By: Diane Stirling
(315) 443-8975

Online behavioral advertising may seem like a smart way for advertisers to reach customers and a useful way for consumers to learn about new products and services, but the underlying online processes involved are fraught with privacy concerns, aren’t as transparent as privacy advocates prefer, and can be potentially “creepy” to Web users.

Those are key findings of a paper authored by the Cy-Lab at Carnegie Mellon University (CMU), a group that includes a new assistant professor at Syracuse University’s School of Information Studies (iSchool).

Assistant Professor Yang Wang, formerly of CMU, who joined the iSchool in the fall, is one of the authors of “Smart, Useful, Scary, Creepy: Perceptions of Online Behavioral Advertising.” The research paper was one of eight selected from 35 submissions last fall as a leading study, and voted to be most useful to policy makers, by the Advisory Board of the Washington, D.C.-based Future of Privacy Forum (FPF). Each year, FPF compiles winning privacy papers into an accessible digest and showcases it to policy makers, privacy professionals, and the public.

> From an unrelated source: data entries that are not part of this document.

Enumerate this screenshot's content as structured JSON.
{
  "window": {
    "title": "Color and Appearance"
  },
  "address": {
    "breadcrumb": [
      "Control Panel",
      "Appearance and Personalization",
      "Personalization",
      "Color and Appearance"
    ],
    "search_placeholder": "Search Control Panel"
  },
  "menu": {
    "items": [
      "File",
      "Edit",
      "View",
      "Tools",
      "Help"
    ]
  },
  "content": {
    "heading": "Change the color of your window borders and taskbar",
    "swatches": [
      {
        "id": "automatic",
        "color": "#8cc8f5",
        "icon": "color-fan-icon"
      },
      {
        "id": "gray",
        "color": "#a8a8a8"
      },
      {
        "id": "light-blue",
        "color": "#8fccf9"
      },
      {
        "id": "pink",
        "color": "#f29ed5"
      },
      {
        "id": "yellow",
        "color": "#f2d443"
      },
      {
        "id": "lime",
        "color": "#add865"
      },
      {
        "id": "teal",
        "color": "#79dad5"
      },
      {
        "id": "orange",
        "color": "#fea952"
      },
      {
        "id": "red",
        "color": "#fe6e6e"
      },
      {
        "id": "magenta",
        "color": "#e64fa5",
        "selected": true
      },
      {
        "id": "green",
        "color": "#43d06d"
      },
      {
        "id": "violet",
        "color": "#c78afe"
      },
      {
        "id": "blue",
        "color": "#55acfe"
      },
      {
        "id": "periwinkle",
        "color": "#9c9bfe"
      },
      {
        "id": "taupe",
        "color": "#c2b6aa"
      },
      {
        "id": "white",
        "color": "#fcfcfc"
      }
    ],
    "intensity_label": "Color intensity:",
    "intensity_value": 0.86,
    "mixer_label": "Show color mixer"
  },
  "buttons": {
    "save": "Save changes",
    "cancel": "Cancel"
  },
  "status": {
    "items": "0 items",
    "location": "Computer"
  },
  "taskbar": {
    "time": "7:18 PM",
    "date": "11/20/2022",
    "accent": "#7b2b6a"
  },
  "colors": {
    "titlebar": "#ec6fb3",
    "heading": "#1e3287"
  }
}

The paper looks at the understanding of average Americans towards online behavioral advertising—online ads that advertisers target to specific consumers based on a person’s web browsing history.

According to Wang, the findings indicated many interesting perspectives and realities:

* Study subjects had very strong concerns about privacy issues and behavioral ads.

* Most subjects either rejected the practice of behavioral advertising altogether or believed it to be permissible only in limited situations

* Although many subjects understood conceptually that web sites can use a person’s browsing history to target ads to online users, many were also surprised to discover that the practice actually takes place  

* Part of that situation may be because behavioral advertising has a tendency to be hidden, or not as readily transparent and recognizable to consumers, as it might be

A second component looked at users’ responses to and successes in using online tools to boost their online privacy or help opt out of behavioral ads. The findings included:

* Although users were motivated to alter their privacy settings and attempted to do so, they were not always successful at it

* Part of their failure was because of a lack of transparency in the tools and processes for altering privacy settings

* There was a discrepancy between awareness of how to use a tool to alter privacy settings and the successful re-configuration of the settings

* Users either did not understand the tool; the tool gave them a false sense of security regarding their privacy settings; or they held the belief that simply installing the tool was enough to achieve increased privacy

* Many users were unaware that in addition to the installation of a privacy tool, the extra process of configuring the tool also was necessary

* Even for those who recognized that they had to configure the tool to increase their privacy settings, many still had a hard time accomplishing that goal.

The study is useful in the policy realm because of its far-reaching implications for regulation and policy change, Wang said. “This is one of the first empirical studies that really demonstrate that the current industry self-regulation for behavioral advertising is not working, and the notice-and-choice approach in its current implementation is not working.” He added, “The question for policy-makers and privacy advocates then becomes, ‘If our protection of ordinary American users is based primarily on self-regulation, and that’s not working, what we should do,”

“The industry is saying that they can do a better job to improve their self-regulation, and that should solve the issues,” Wang added. “While I’m sure they can improve it to some extent, that’s to be seen,” he said.

Still, the Federal Trade Commission (FTC) is considering whether to establish new regulations, Wang said, and the issue has set off a chain of pushbacks from the ads industry. “It’s a very interesting area for public policy on technology, and the “Do Not Track” definitions being developed by the W3C Internet standards group,” he added.

Co-authors on the paper with Wang are: Blase Ur, Pedro G. Leon, Lorrie Faith Cranor, and Richard Shay.

Another paper submitted by Wang and the CMU group was one of four nominated by the Future Privacy Forum for honorable mention.